A firefighter fighting the blaze when the fire was still only 19 percent contained, and had burned 5714 acres. (Photo credit: WLOS Staff)

It's now been a year since the Party Rock Fire blazed over 7000 acres of land here in Western North Carolina.

More than 1000 emergency personnel from 24 different states fought the fire that burned for 24 days.

Since then, fire officials have looked back to find areas of improvement on fighting wildfires. Bulldozers, helicopters, and fire-lines were all used to fight the fire, and some techniques were ineffective.

"The agencies had to rely on other ways to let the fire burn out...we really had to back it up, and change our plans constantly, and use paved roads. That was the only thing that would really slow down the fire," said Chimney Rock State Park Superintendent James Ledgerwood.

"One of the things we would have done is try to get resources in the area a lot sooner. There was so many fires across North Carolina, on U.S. Forest Service as well as N.C. Forest Service, and it just took a little while to get the resources here," said Victoria Tilloston of the North Carolina Forest Service

Forest personnel said it was their training and effective communication between multiple agencies that prevented homes from being destroyed.

"We had structures over here that we had to protect the night that it hit Rumbling Bald Resort. We had a fire truck stationed at every hour, and it looked like an army of firefighters," Ledgerwood said.

"One of the things we learned is all of the training that we are doing with North Carolina emergency management, it really paid off.
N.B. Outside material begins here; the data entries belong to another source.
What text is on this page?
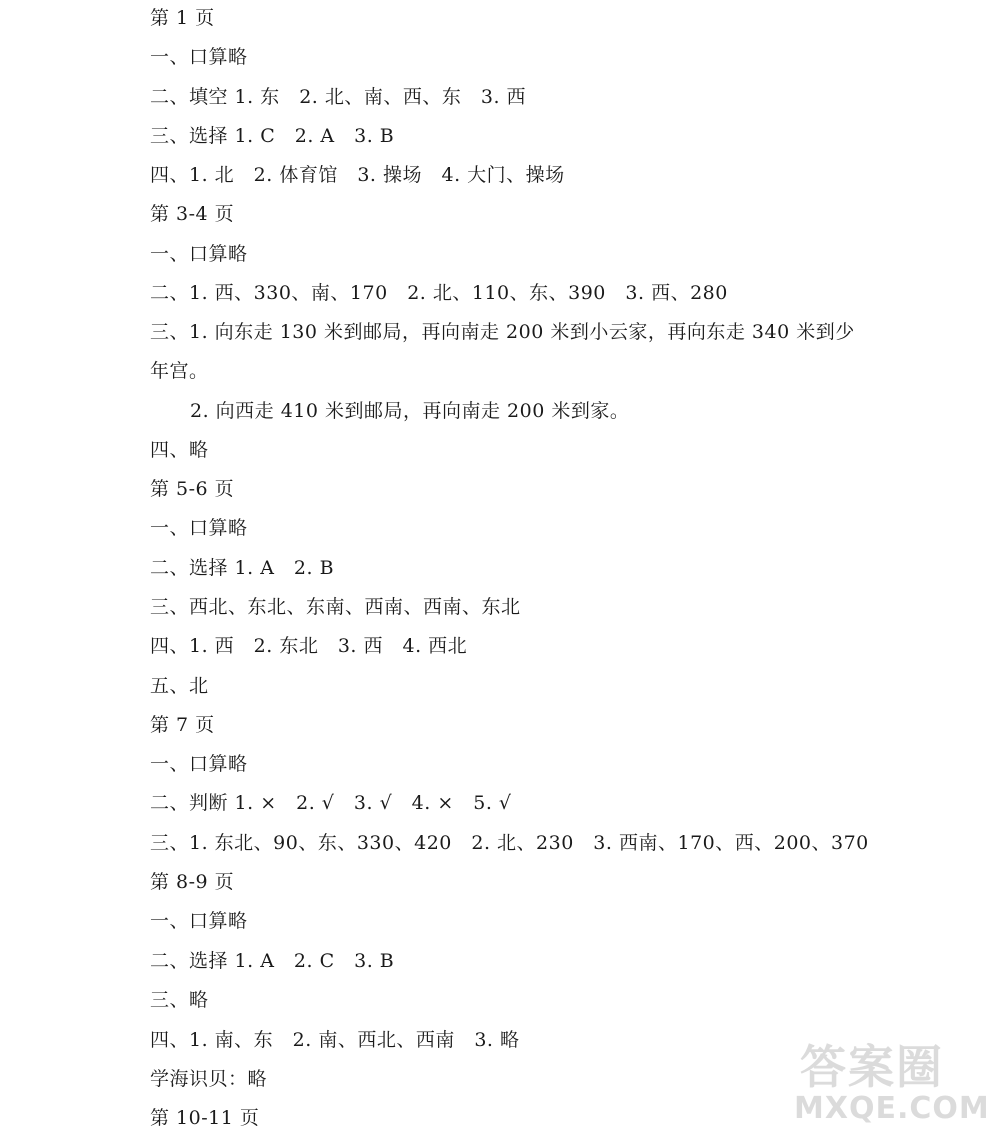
第 1 页
一、口算略
二、填空 1. 东　2. 北、南、西、东　3. 西
三、选择 1. C　2. A　3. B
四、1. 北　2. 体育馆　3. 操场　4. 大门、操场
第 3-4 页
一、口算略
二、1. 西、330、南、170　2. 北、110、东、390　3. 西、280
三、1. 向东走 130 米到邮局，再向南走 200 米到小云家，再向东走 340 米到少
年宫。
2. 向西走 410 米到邮局，再向南走 200 米到家。
四、略
第 5-6 页
一、口算略
二、选择 1. A　2. B
三、西北、东北、东南、西南、西南、东北
四、1. 西　2. 东北　3. 西　4. 西北
五、北
第 7 页
一、口算略
二、判断 1. ×　2. √　3. √　4. ×　5. √
三、1. 东北、90、东、330、420　2. 北、230　3. 西南、170、西、200、370
第 8-9 页
一、口算略
二、选择 1. A　2. C　3. B
三、略
四、1. 南、东　2. 南、西北、西南　3. 略
学海识贝：略
第 10-11 页
答案圈
MXQE.COM
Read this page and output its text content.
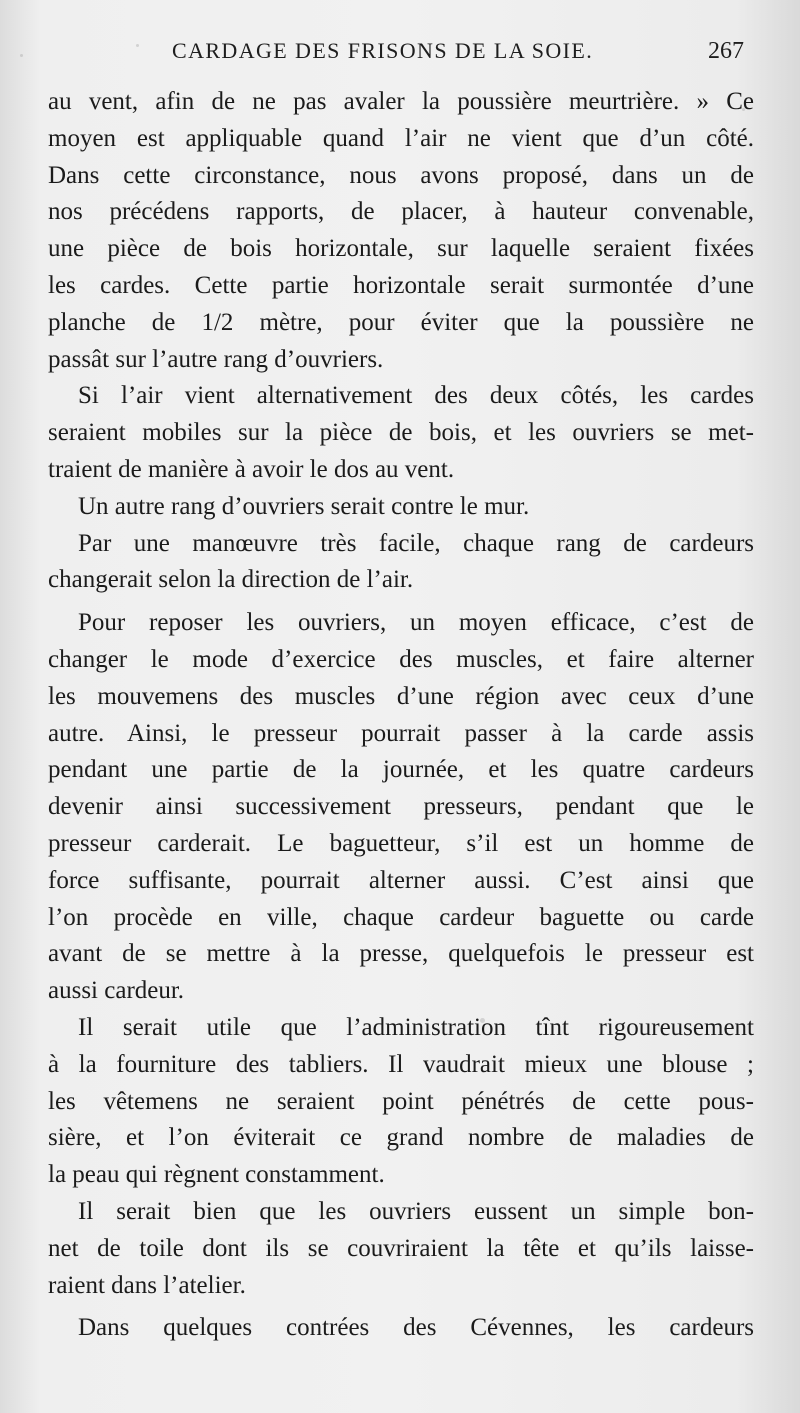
CARDAGE DES FRISONS DE LA SOIE.	267
au vent, afin de ne pas avaler la poussière meurtrière. » Ce
moyen est appliquable quand l’air ne vient que d’un côté.
Dans cette circonstance, nous avons proposé, dans un de
nos précédens rapports, de placer, à hauteur convenable,
une pièce de bois horizontale, sur laquelle seraient fixées
les cardes. Cette partie horizontale serait surmontée d’une
planche de 1/2 mètre, pour éviter que la poussière ne
passât sur l’autre rang d’ouvriers.
Si l’air vient alternativement des deux côtés, les cardes
seraient mobiles sur la pièce de bois, et les ouvriers se met-
traient de manière à avoir le dos au vent.
Un autre rang d’ouvriers serait contre le mur.
Par une manœuvre très facile, chaque rang de cardeurs
changerait selon la direction de l’air.
Pour reposer les ouvriers, un moyen efficace, c’est de
changer le mode d’exercice des muscles, et faire alterner
les mouvemens des muscles d’une région avec ceux d’une
autre. Ainsi, le presseur pourrait passer à la carde assis
pendant une partie de la journée, et les quatre cardeurs
devenir ainsi successivement presseurs, pendant que le
presseur carderait. Le baguetteur, s’il est un homme de
force suffisante, pourrait alterner aussi. C’est ainsi que
l’on procède en ville, chaque cardeur baguette ou carde
avant de se mettre à la presse, quelquefois le presseur est
aussi cardeur.
Il serait utile que l’administration tînt rigoureusement
à la fourniture des tabliers. Il vaudrait mieux une blouse ;
les vêtemens ne seraient point pénétrés de cette pous-
sière, et l’on éviterait ce grand nombre de maladies de
la peau qui règnent constamment.
Il serait bien que les ouvriers eussent un simple bon-
net de toile dont ils se couvriraient la tête et qu’ils laisse-
raient dans l’atelier.
Dans quelques contrées des Cévennes, les cardeurs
When the large incident was over 7000 acres, it all was very seamless and it worked very effectively, and it proved all the training that we do really paid off.

On the day of the one-year anniversary since the fire, a group of hikers went to the site where it all started.

The ground is now a site for reflection.

"It's very difficult situation, telling people you need to leave your business or home because a fire is on its way," Ledgerwood said. "Whenever these large groups came together, that team effort was very unified and helped us a lot when it came to preserving life and structure."